Entonces lo volvió a sacudir la realidad de la situación: ¡su padre y su madre estaban muertos!

Lágrimas se le filtraron por los ojos. La visión se le anegó, y mientras corría se pasó una mano por las húmedas mejillas, logrando apenas eludir un tronco que sobresalía del suelo boscoso. Meneó la cabeza y se armó de valor secándose las lágrimas.

A la derecha las voces se apagaban y surgían de nuevo. Un disparo resonó en la espesura, y Shannon se dio cuenta de que era una ridiculez correr paralelamente a ellos. Viró a la derecha, saltó sobre un enorme tronco, se lanzó a tierra, y se tendió a lo largo del tronco hasta enterrar el rostro en madera podrida y tierra.

Diez segundos después ellos pasaron corriendo y respirando con dificultad. Se trataba de soldados entrenados en la selva, pensó Shannon, tragando grueso. Se puso de pie y cortó directo hacia el claro de la misión. Corrió hacia el borde de la selva, se arrodilló junto a una gigantesca palma, y se volvió a secar los ojos.

La casa de la misión estaba a cien metros directamente al frente. Soldados pasaban alrededor del perímetro a lo lejos a la izquierda de Shannon, gritando de acá para allá a los otros que entraban a través de la maleza. Se irguió, decidido a atravesar corriendo el campo abierto hacia la casa cuando los vio: soldados arrastrando varios cuerpos por la puerta.
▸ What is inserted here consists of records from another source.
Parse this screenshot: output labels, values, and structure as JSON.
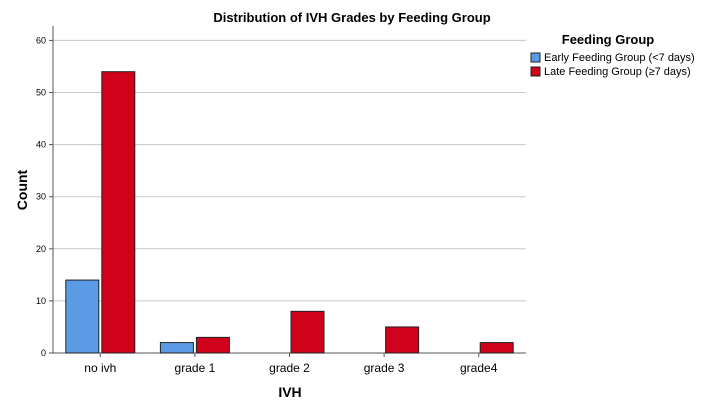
{
  "chart_data": {
    "type": "bar",
    "title": "Distribution of IVH Grades by Feeding  Group",
    "xlabel": "IVH",
    "ylabel": "Count",
    "categories": [
      "no ivh",
      "grade 1",
      "grade 2",
      "grade 3",
      "grade4"
    ],
    "series": [
      {
        "name": "Early Feeding Group (<7 days)",
        "values": [
          14,
          2,
          0,
          0,
          0
        ],
        "color": "#5b9be6"
      },
      {
        "name": "Late Feeding Group (≥7 days)",
        "values": [
          54,
          3,
          8,
          5,
          2
        ],
        "color": "#d0021b"
      }
    ],
    "ylim": [
      0,
      62
    ],
    "yticks": [
      0,
      10,
      20,
      30,
      40,
      50,
      60
    ],
    "grid": true,
    "legend": {
      "title": "Feeding Group",
      "position": "top-right"
    }
  }
}
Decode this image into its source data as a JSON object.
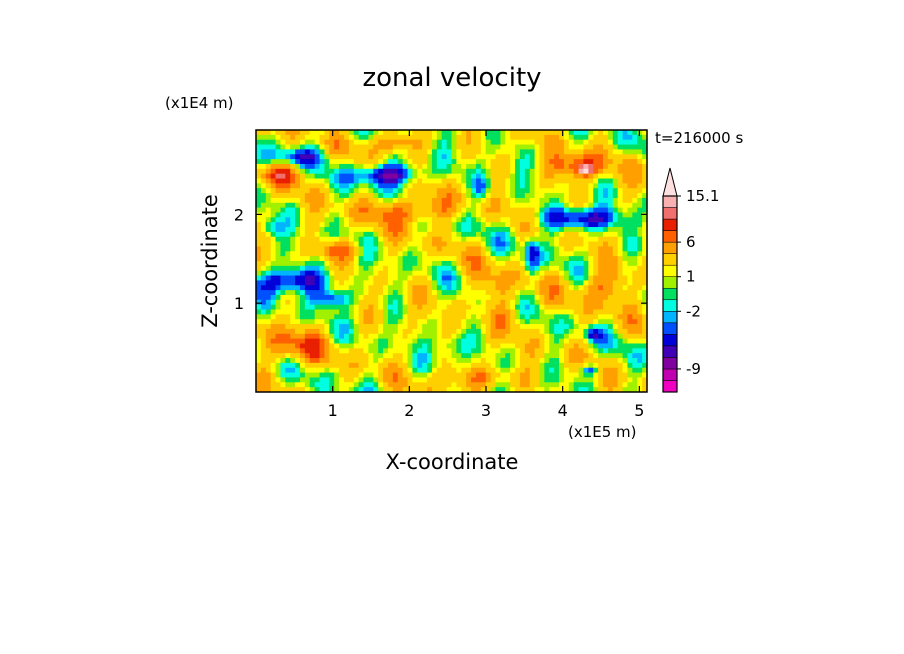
{
  "chart_data": {
    "type": "heatmap",
    "title": "zonal velocity",
    "xlabel": "X-coordinate",
    "ylabel": "Z-coordinate",
    "x_unit": "(x1E5 m)",
    "y_unit": "(x1E4 m)",
    "time_label": "t=216000 s",
    "x_ticks": [
      1,
      2,
      3,
      4,
      5
    ],
    "y_ticks": [
      1,
      2
    ],
    "xlim": [
      0,
      5.1
    ],
    "ylim": [
      0,
      2.95
    ],
    "grid": false,
    "colorbar": {
      "levels": [
        -12,
        -10.5,
        -9,
        -7.5,
        -6,
        -4.5,
        -3,
        -2,
        -1,
        0,
        1,
        2,
        4,
        6,
        8,
        10,
        12,
        15.1
      ],
      "colors": [
        "#f000c0",
        "#c000b0",
        "#8000a0",
        "#4000b8",
        "#0000d8",
        "#0050ff",
        "#00b4ff",
        "#00ffe0",
        "#00e060",
        "#a0f000",
        "#ffff00",
        "#ffd000",
        "#ffa000",
        "#ff6000",
        "#e82000",
        "#f07070",
        "#f8b0b0",
        "#ffe0e0"
      ],
      "tick_labels": [
        "15.1",
        "6",
        "1",
        "-2",
        "-9"
      ],
      "tick_values": [
        15.1,
        6,
        1,
        -2,
        -9
      ],
      "extend": "max"
    },
    "features": [
      {
        "x": 1.75,
        "z": 2.45,
        "sx": 0.45,
        "sz": 0.12,
        "v": -9
      },
      {
        "x": 4.25,
        "z": 1.95,
        "sx": 0.5,
        "sz": 0.12,
        "v": -8
      },
      {
        "x": 0.45,
        "z": 1.25,
        "sx": 0.45,
        "sz": 0.14,
        "v": -9
      },
      {
        "x": 1.0,
        "z": 1.05,
        "sx": 0.25,
        "sz": 0.1,
        "v": -6
      },
      {
        "x": 0.55,
        "z": 2.65,
        "sx": 0.35,
        "sz": 0.1,
        "v": -5
      },
      {
        "x": 0.2,
        "z": 1.85,
        "sx": 0.15,
        "sz": 0.1,
        "v": -4
      },
      {
        "x": 2.55,
        "z": 0.5,
        "sx": 0.2,
        "sz": 0.15,
        "v": -3.5
      },
      {
        "x": 4.4,
        "z": 0.65,
        "sx": 0.1,
        "sz": 0.07,
        "v": -6
      },
      {
        "x": 4.35,
        "z": 0.25,
        "sx": 0.12,
        "sz": 0.06,
        "v": -6
      },
      {
        "x": 3.6,
        "z": 1.55,
        "sx": 0.1,
        "sz": 0.2,
        "v": -6
      },
      {
        "x": 2.95,
        "z": 2.3,
        "sx": 0.12,
        "sz": 0.15,
        "v": -4
      },
      {
        "x": 2.05,
        "z": 2.05,
        "sx": 0.55,
        "sz": 0.15,
        "v": 6
      },
      {
        "x": 1.8,
        "z": 2.8,
        "sx": 0.35,
        "sz": 0.1,
        "v": 5
      },
      {
        "x": 4.2,
        "z": 2.55,
        "sx": 0.35,
        "sz": 0.15,
        "v": 7
      },
      {
        "x": 4.3,
        "z": 2.5,
        "sx": 0.08,
        "sz": 0.05,
        "v": 12
      },
      {
        "x": 0.5,
        "z": 0.5,
        "sx": 0.4,
        "sz": 0.2,
        "v": 5
      },
      {
        "x": 2.9,
        "z": 0.15,
        "sx": 0.5,
        "sz": 0.12,
        "v": 4
      },
      {
        "x": 0.3,
        "z": 2.45,
        "sx": 0.3,
        "sz": 0.12,
        "v": 6
      },
      {
        "x": 4.55,
        "z": 1.2,
        "sx": 0.3,
        "sz": 0.2,
        "v": 5
      },
      {
        "x": 1.1,
        "z": 1.6,
        "sx": 0.3,
        "sz": 0.1,
        "v": 5
      },
      {
        "x": 3.3,
        "z": 0.9,
        "sx": 0.35,
        "sz": 0.25,
        "v": 2
      },
      {
        "x": 3.05,
        "z": 1.2,
        "sx": 0.25,
        "sz": 0.2,
        "v": 3
      }
    ]
  }
}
Shannon se quedó paralizado. No lograba ver los rostros de las víctimas arrastradas hacia el porche, pero ya conocía sus identidades.

Avanzó lentamente, consciente de un zumbido entre los oídos. La visión se le hizo borrosa y dio otro paso.
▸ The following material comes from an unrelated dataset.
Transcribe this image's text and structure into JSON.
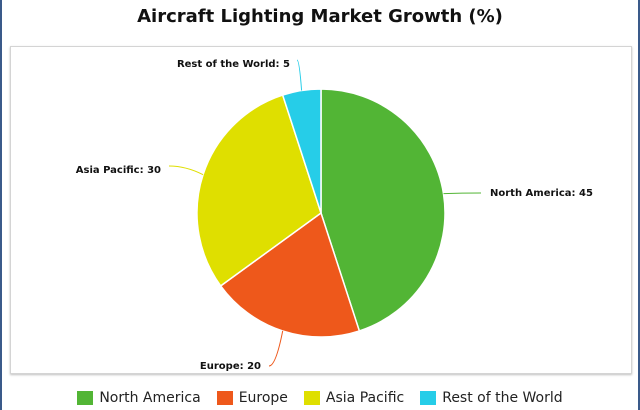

El árbol a su lado chasqueó y el joven giró bruscamente la cabeza a la izquierda. Una bala había perforado la corteza. El ambiente se llenó de gritos y Shannon se dio vuelta para ver a soldados a lo largo del perímetro corriendo hacia él. Uno se había apoyado en la rodilla y estaba disparando.

Volvió a meterse entre los árboles, regresó a ver una vez más hacia la casa, e hizo rechinar los dientes. Un nudo le llenó la garganta y por otro breve instante pensó que podría ser mejor dejar que lo mataran.